Anne’s own growth and maturation are symbolic of the concurrent growth and maturation of the civil rights movement. The symbolism is made possible by the fact that Anne’s maturity coincides very closely with the 1950s civil rights era. Since she is born in 1940, she becomes a precocious young adult around the early 1950s. Earlier, as a young child, she had already found that there were no real reasons to consider whites superior to blacks, which was an argument that the earliest civil rights thinkers had made. Early in the twentieth century, there had been failed attempts to stop lynching, and also to unionize black workers. It is in the early 1950s that a new civil rights movement is born that combines lawsuits with activism. In Mississippi, the movement is kicked off when the NAACP fights for the prosecution of the murderers of Emmett Till, a black fourteen-year-old visiting Mississippi from Chicago, who was supposedly murdered because he had whistled at a white woman. The murder occurs just as Anne is starting to become exasperated with racial inequalities and the ridiculous prejudices of many white people.
Around the time that Anne is graduating from high school in the late 1950s, the movement to end segregation has prompted the government to build new, better schools for black students.
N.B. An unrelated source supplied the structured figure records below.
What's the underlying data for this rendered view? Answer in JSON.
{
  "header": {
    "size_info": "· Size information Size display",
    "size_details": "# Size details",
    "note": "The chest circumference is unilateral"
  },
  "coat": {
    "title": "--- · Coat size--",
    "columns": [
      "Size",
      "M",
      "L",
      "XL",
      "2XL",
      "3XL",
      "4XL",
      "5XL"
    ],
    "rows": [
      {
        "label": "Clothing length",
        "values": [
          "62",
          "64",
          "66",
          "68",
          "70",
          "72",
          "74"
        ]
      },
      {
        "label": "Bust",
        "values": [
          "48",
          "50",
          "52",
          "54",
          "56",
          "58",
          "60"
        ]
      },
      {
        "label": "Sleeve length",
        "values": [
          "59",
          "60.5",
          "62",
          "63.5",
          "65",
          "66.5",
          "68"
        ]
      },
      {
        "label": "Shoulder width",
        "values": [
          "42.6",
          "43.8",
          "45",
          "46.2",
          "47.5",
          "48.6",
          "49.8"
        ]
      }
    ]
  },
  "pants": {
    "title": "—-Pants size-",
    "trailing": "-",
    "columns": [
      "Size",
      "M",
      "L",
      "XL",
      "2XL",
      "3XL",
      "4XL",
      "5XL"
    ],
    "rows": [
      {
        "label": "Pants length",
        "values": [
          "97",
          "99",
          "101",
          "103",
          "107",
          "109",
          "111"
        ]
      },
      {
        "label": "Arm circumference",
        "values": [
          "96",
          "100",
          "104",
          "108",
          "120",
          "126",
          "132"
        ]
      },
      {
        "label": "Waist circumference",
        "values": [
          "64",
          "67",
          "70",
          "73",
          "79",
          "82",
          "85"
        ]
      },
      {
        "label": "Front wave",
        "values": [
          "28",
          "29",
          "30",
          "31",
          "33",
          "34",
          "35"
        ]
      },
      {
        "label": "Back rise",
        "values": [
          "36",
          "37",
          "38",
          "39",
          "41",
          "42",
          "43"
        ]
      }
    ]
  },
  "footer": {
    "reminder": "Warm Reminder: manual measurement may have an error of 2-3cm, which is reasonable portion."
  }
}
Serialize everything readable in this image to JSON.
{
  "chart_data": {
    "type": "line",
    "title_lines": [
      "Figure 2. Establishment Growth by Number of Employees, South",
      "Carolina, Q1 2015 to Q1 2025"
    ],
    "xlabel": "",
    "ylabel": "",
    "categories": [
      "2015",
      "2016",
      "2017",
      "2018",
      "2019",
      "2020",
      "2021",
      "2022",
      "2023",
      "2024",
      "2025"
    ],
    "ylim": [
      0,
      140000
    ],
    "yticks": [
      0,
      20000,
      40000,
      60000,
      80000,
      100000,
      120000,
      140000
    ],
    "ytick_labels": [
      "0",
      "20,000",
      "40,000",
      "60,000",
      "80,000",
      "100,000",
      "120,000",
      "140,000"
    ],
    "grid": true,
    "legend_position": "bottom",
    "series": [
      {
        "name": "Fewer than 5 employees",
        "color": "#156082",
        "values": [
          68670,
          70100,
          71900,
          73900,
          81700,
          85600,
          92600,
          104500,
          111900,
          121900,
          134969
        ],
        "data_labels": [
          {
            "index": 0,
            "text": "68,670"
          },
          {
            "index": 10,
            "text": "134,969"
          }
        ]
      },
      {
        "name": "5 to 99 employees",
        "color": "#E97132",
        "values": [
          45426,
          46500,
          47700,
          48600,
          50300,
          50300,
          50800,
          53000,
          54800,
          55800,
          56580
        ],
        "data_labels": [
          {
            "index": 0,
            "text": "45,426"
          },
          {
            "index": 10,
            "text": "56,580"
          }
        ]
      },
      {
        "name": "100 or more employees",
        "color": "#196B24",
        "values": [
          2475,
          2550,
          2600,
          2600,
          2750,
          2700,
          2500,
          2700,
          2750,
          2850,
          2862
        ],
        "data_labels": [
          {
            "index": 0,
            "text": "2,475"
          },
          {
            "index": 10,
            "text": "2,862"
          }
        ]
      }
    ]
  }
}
But Anne, like the movement, realizes that they should not settle for anything less than complete equality as represented by integration. Once she is finally an adult, Anne realizes, as the movement must realize, that the future of the movement is in the youth, and the movement must focus on practical affairs. Symbolically, she has become an old woman, just as the civil rights movement has become mature and also faded. It is time for a younger generation, and a new version of the civil rights movement, to take over.
On the bus to Washington at the very end of Coming of Age, Anne sits down next to a twelve-year-old boy who has unbridled energy, contrasted with Anne’s exhaustion and frustration. The boy is symbolic of the younger generations who are the hope of the struggle for equality.
Clothing serves as an important symbol for transitions or stages of growth in Anne’s life. Tight blue jeans signal her maturation. The pageantry of homecoming, with her beautiful gown, marks the end of childhood and the beginning of adulthood, though Anne is barely a teenager. As an activist, Anne buys clothing for children who have no school clothes, and she makes sure the movement distributes clothing to needy blacks in the area. She has grown from someone scraping to clothe herself and her own family to someone who can provide clothing for others.
When Anne graduates from college, clothing is once again an important symbol of transition and growth in her life: her sister Adline celebrates her college graduation by giving her a beautiful green dress. The green dress symbolizes both her attainment of a college degree and Adline’s acceptance of Anne’s goals. Earlier her family had not given her much support in her academic ambitions; no one had gone to her college graduation ceremony. Now Adline herself says she would like to get a college degree.
The importance of clothing as a symbol underscores Anne’s earlier poverty. Adline chooses between buying Anne a graduation present or paying to travel to her graduation; she cannot do both. This symbol demonstrates the way in which Anne’s growth as a person has been aligned with her basic struggle to survive.